The radiation point is not trivial in young people; it's the whole reason we reach for ultrasound and MRI first. If you want the bigger picture on that, see pregnancy and pediatric dose.
What you're looking for on the scan
Here's the mental checklist. A normal appendix is a thin, collapsible noodle. An inflamed one is the opposite of all those things:
- Dilated. It's swollen and fatter than it should be.
- Wall thickening and enhancement. The wall gets thick and lights up brightly with contrast — inflammation means more blood flow.
- Fat stranding. The fat around it stops looking clean and black and goes hazy and streaky, like someone smudged it with a thumb. This "dirty fat" is the body's inflammation bleeding into the neighborhood.

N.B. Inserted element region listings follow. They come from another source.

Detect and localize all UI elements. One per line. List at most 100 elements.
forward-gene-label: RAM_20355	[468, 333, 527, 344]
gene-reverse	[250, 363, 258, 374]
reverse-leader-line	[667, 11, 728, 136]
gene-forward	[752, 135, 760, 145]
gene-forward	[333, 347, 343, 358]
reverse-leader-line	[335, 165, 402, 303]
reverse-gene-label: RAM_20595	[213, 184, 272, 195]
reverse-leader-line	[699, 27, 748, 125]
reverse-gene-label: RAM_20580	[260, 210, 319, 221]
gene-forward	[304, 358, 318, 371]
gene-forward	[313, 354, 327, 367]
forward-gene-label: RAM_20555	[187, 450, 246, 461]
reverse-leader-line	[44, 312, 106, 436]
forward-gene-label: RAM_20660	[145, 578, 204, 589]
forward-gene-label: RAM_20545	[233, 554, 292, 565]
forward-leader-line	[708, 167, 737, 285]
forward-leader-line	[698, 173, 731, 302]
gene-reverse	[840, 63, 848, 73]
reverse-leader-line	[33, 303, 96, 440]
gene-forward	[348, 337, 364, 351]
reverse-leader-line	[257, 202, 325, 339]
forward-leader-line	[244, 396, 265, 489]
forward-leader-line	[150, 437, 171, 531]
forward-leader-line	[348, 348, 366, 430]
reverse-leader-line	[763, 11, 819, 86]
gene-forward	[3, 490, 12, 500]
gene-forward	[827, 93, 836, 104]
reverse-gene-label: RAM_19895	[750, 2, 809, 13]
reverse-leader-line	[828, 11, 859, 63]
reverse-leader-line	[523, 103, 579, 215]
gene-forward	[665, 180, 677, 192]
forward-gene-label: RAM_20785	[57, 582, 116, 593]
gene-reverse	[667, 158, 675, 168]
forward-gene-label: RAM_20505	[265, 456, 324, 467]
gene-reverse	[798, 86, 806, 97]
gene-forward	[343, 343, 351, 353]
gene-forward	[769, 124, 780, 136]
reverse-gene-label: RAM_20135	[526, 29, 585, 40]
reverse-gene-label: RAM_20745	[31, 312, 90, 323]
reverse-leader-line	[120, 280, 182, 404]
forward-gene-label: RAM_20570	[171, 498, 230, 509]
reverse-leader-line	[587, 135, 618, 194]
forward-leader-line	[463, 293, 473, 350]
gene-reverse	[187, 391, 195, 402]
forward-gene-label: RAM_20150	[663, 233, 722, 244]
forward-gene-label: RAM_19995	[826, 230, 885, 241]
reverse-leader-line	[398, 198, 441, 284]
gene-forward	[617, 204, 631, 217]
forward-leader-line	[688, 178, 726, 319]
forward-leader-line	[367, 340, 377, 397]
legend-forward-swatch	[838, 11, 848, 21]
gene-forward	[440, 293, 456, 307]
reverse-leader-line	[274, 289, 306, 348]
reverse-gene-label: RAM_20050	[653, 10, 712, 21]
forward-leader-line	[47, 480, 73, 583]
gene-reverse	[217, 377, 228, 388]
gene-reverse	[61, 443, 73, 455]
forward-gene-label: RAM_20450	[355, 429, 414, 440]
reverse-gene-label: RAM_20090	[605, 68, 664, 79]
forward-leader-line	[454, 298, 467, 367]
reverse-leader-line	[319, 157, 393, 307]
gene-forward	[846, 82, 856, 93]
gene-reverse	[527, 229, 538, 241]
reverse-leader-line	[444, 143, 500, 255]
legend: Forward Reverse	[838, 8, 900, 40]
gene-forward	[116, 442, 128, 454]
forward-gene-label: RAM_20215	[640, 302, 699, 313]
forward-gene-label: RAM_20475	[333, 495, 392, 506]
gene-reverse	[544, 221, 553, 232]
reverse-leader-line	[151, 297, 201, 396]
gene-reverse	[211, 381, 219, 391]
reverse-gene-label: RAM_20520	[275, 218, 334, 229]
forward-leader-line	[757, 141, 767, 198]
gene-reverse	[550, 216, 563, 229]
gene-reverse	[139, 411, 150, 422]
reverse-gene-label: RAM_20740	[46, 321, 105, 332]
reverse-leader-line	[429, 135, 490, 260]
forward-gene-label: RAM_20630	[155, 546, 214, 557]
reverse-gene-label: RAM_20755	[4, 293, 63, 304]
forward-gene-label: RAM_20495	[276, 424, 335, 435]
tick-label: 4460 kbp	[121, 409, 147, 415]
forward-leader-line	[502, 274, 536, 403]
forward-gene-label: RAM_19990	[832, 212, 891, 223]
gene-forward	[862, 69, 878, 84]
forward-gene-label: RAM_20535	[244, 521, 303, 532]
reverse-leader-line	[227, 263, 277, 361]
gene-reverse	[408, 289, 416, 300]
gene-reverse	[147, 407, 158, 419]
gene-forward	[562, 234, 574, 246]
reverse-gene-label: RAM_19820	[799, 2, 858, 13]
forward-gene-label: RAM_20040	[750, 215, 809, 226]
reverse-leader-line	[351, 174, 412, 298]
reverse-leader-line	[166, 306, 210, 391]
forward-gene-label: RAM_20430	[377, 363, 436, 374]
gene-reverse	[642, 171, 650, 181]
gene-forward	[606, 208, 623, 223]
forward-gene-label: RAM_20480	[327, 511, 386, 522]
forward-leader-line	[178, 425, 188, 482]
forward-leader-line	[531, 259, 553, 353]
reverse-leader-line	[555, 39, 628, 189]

- Appendicolith. That calcified plug, bright white on CT. Nice to see, not required.
- Fluid. A little free fluid nearby is common.
The single most useful move is simply finding the appendix and following it to its tip. A normal appendix that's thin, collapsed, and surrounded by clean fat essentially rules appendicitis out. Half the battle is just tracing the whole tube.
When it has burst (or is about to)
The reason we care so much is perforation — the balloon popping. Once the wall gives way, the picture changes, and so does the surgery. Look for:
- A focal wall defect — a break in the enhancing wall.
- Free air outside the bowel (always abnormal; see pneumoperitoneum).
- An abscess — a walled-off pocket of pus, often with a rim that enhances.
- More extensive fat stranding and free fluid — the mess has spread.
Perforated and non-perforated appendicitis can be managed very differently — sometimes drainage and antibiotics first rather than straight to the operating room. So "is it perforated?" isn't a footnote; it changes the plan.
The mimics that fool you
Right-lower-quadrant pain has a long list of imposters, and the appendix isn't always the villain. A few classic traps:
Right-sided diverticulitis, inflamed bowel from inflammatory bowel disease, ovarian and tubal problems in women, and even a normal appendix sitting next to an unrelated inflamed structure can all masquerade as appendicitis. The cleanest tiebreaker: actually identify the appendix. If it's normal, go hunting elsewhere instead of blaming it by association.
The neighboring entity worth knowing is diverticulitis — same idea (a small outpouching gets blocked and inflamed), just a different pouch in a different part of the colon. And distended bowel loops in the area can raise the question of bowel obstruction, which has its own look entirely.
The one thing to remember
Appendicitis is a plugged, dead-end tube that can't drain, swells, and eventually bursts. On imaging: a fat, bright-walled appendix sitting in dirty, stranded fat. Find the appendix, follow it to the tip, and then ask the only question that changes the surgery — has it perforated yet?